As made obvious by the varying forecasts above, predicting snowfall levels for an entire geographic area is no easy feat. If it was, every meteorologist would come to the same conclusion. Forecasting the amount of snow, ice and sleet specific areas will get during one storm system is even more difficult. James Hoke, director of the National Oceanic and Atmospheric Administration’s Hydrometeorological Prediction Center, said in an interview with ABC News, “Snow forecasting is arguably the most difficult, most complicated thing for forecasters to predict.”

The factors that must be considered when forecasting a storm include:

  1. when it will start
  2. when it will stop
  3. how hard it will snow
  4. the ground temperatures
  5. if ground temps will change
  6. and the temperatures through several layers of atmosphere

These factors determine whether the precipitation falls as rain, snow or sleet as well as whether it will melt or stay frozen once it touches the ground. If the meteorologist has even slightly incorrect data for any one of those factors, his or her forecast could be completely wrong. How’s that for pressure?

A meteorologist uses three general tools to develop a forecast: computer models, radar and satellite imagery. All of which provide a glimpse into the current and previous weather patterns, but none of them are able to predict future weather patterns with 100% accuracy.

Computer programs make equations using giant amounts of data, such as wind direction, strength, barometric pressure, evaporation rates, and temperatures at varying levels. However, since none of those factors are constant, the program continuously computes new data for every single location. It then calculates how the data in one location will affect neighboring area. The result of all of this arithmetic is the weather model that you hear meteorologists discuss. Data is taken from airplane instruments, weather balloons, radar and satellites. There are still many areas that could benefit from more sources, such as areas over the ocean.

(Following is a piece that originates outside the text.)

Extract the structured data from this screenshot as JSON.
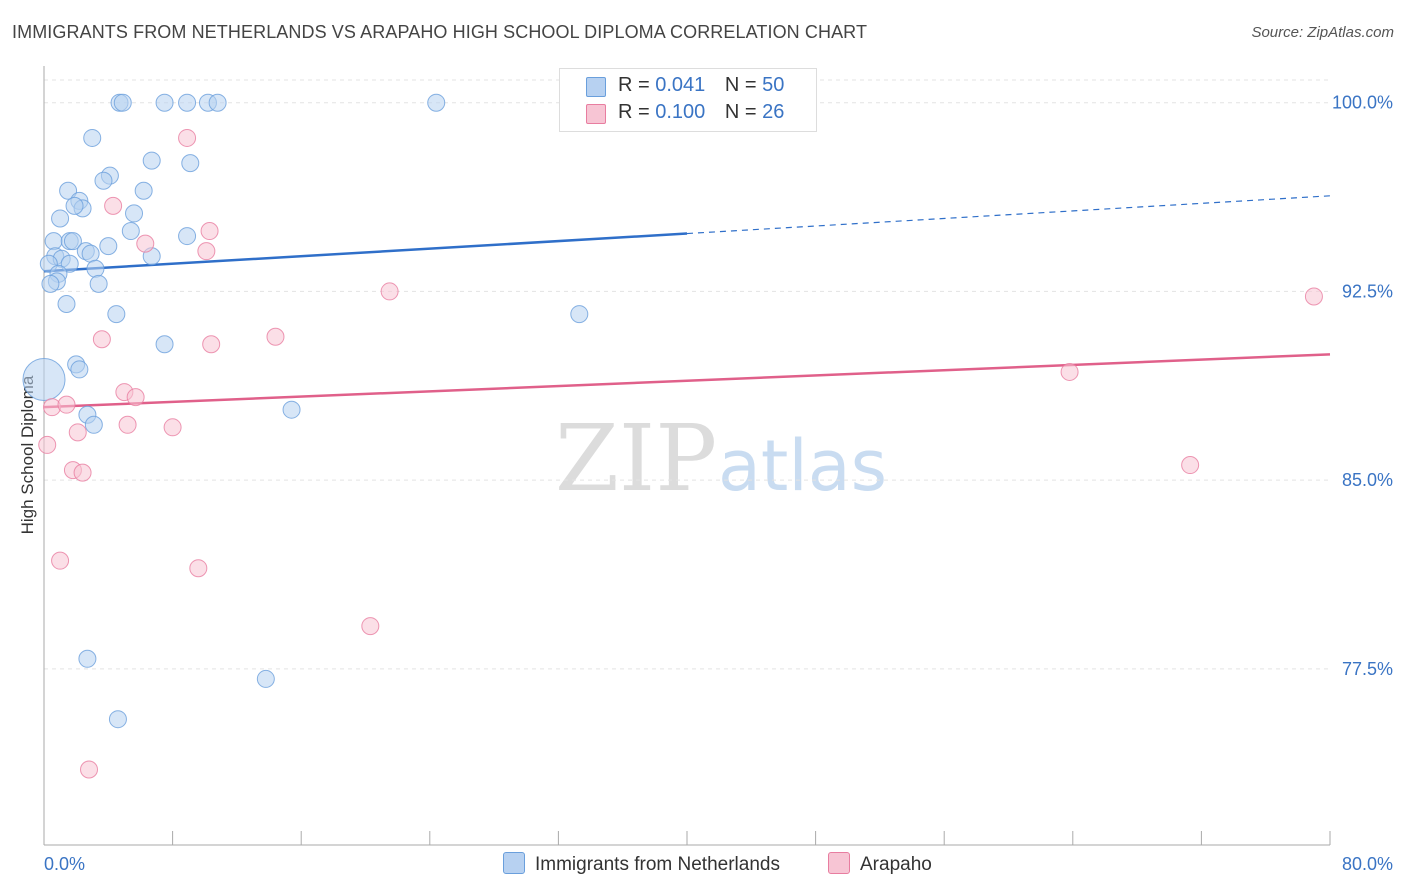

To add to the confusion, states “the equations of upper air motion and the number of atmospheric levels that computer models use in their databases vary from model to model. Due to the differences in programming, one model’s prediction of a weather event may vary greatly from a second model’s.” In other words, one model may show that a winter storm is moving over Kansas while another model shows it going south into Oklahoma. In this case, the forecaster’s intuition and experience dictates the final forecasting decisions.